Thaïlande: coup de colère de la Birmanie au sommet de Bangkok

Des tensions ont marqué le début de la rencontre régionale à Bangkok sur la crise des migrants en Asie du Sud-Est. Les délégués de la Birmanie et du Haut Commissariat aux réfugiés des Nations unies se sont accrochés à propos des Rohingyas musulmans, qui constituent une partie importante des migrants. Ces tensions soulignent la difficulté de la coopération sur la question complexe des migrations irrégulières.

De notre correspondant à Bangkok, Arnaud Dubus

Le représentant du Haut Commissariat aux réfugiés des Nations unies a demandé à la Birmanie devant les représentants des 17 pays présents d’assumer pleinement ses responsabilités en ce qui concerne la minorité ethnique des Rohingyas. Il a évoqué la question du refus des autorités birmanes de leur accorder la nationalité et les restrictions à leur liberté de mouvement.
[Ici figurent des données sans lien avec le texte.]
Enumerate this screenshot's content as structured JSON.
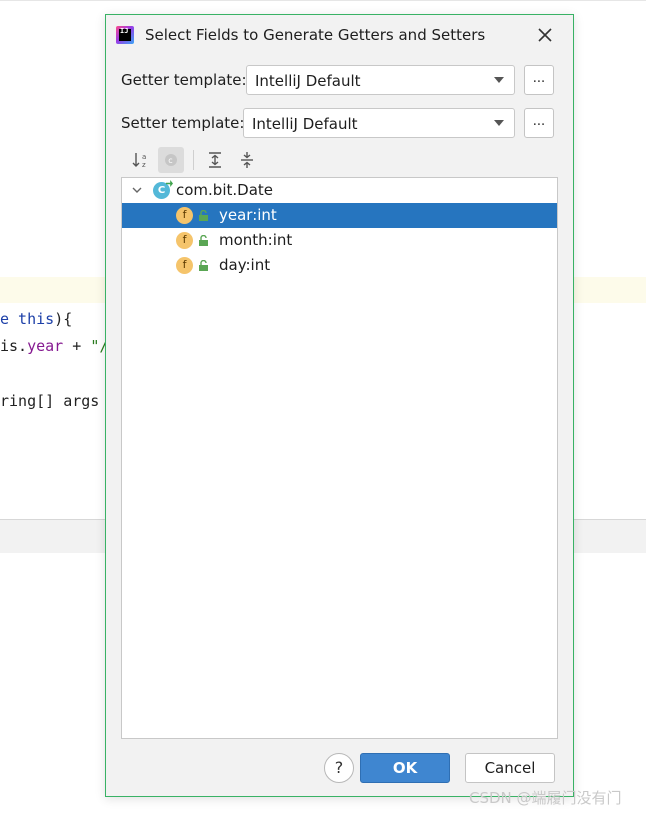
{
  "editor": {
    "line1": {
      "kw": "e this",
      "rest": "){"
    },
    "line2": {
      "a": "is.",
      "field": "year",
      "b": " + ",
      "str": "\"/"
    },
    "line3": {
      "text": "ring[] args"
    }
  },
  "dialog": {
    "title": "Select Fields to Generate Getters and Setters",
    "getter_label": "Getter template:",
    "getter_value": "IntelliJ Default",
    "setter_label": "Setter template:",
    "setter_value": "IntelliJ Default",
    "dots_label": "...",
    "tree": {
      "root_label": "com.bit.Date",
      "class_icon_letter": "C",
      "field_icon_letter": "f",
      "fields": [
        {
          "label": "year:int",
          "selected": true
        },
        {
          "label": "month:int",
          "selected": false
        },
        {
          "label": "day:int",
          "selected": false
        }
      ]
    },
    "buttons": {
      "help": "?",
      "ok": "OK",
      "cancel": "Cancel"
    }
  },
  "watermark": "CSDN @端履门没有门",
  "colors": {
    "selection": "#2675bf",
    "ok_button": "#3f86d0",
    "dialog_border": "#39b265"
  }
}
Le représentant birman a vivement réagi en rétorquant qu’il ne servait à rien de désigner du doigt la Birmanie et que politiser la question de la migration entraverait la mise en place d’une solution. Ces échanges montrent la difficulté à établir une coordination entre les principaux pays concernés, y compris les deux pays d’origine, Bangladesh et Birmanie, et les agences internationales.

La Birmanie affirme qu’il n’y a pratiquement pas de Rohingyas parmi les migrants qui arrivent sur les rivages d’Asie du Sud-Est – une affirmation démentie par les interviews qui sont faites en Indonésie dans les camps provisoires de boat-people. Au-delà de ces tensions, le grand défi de la rencontre sera de mettre en place un mécanisme qui permette de coordonner les actions des différent pays concernés sur la durée.

Qui sont les migrants de l'Asie du Sud-Est ?

Cela fait dix ans au moins que dure cet exode, du golfe du Bengale vers la Malaisie et l'Indonésie, via la Thaïlande. Selon l'Organisation Internationale pour les Migrations 160 000 personnes sont parties ces trois dernières années. Elles seraient plus de 25 000 depuis début 2015, dont 300 sont mortes pendant la traversée.

Parmi ces migrants, des Bangladais qui veulent échapper à la misère, 40 à 60% de Rohingyas apatrides qui fuient les persécutions dont ils sont victimes en Birmanie. Cette minorité musulmane de près de 1 million de personnes vit dans le nord de l'Etat de l'Arakan. Sa présence sur ce territoire est attestée depuis des siècles, mais le gouvernement birman les considère comme des migrants venus illégalement du Bangladesh voisin. Leur liberté de mouvement est strictement limitée, tout comme leur accès à l'éducation ou à l'emploi.

La répression les a poussés à l'exil vers le Bangladesh voisin justement, à plusieurs reprises depuis les années 70. Ils y sont encore environ 250 000. Dans l'Arakan, de violents heurts les ont opposés aux bouddhistes en 2012, causant plus de 200 morts et 140 000 déplacés. L'origine des tensions avec les Arakanais remonte à la période coloniale, mais depuis quelques années c'est la montée de l'extrémisme bouddhiste en Birmanie qui provoque un regain d'intolérance et de violences religieuses.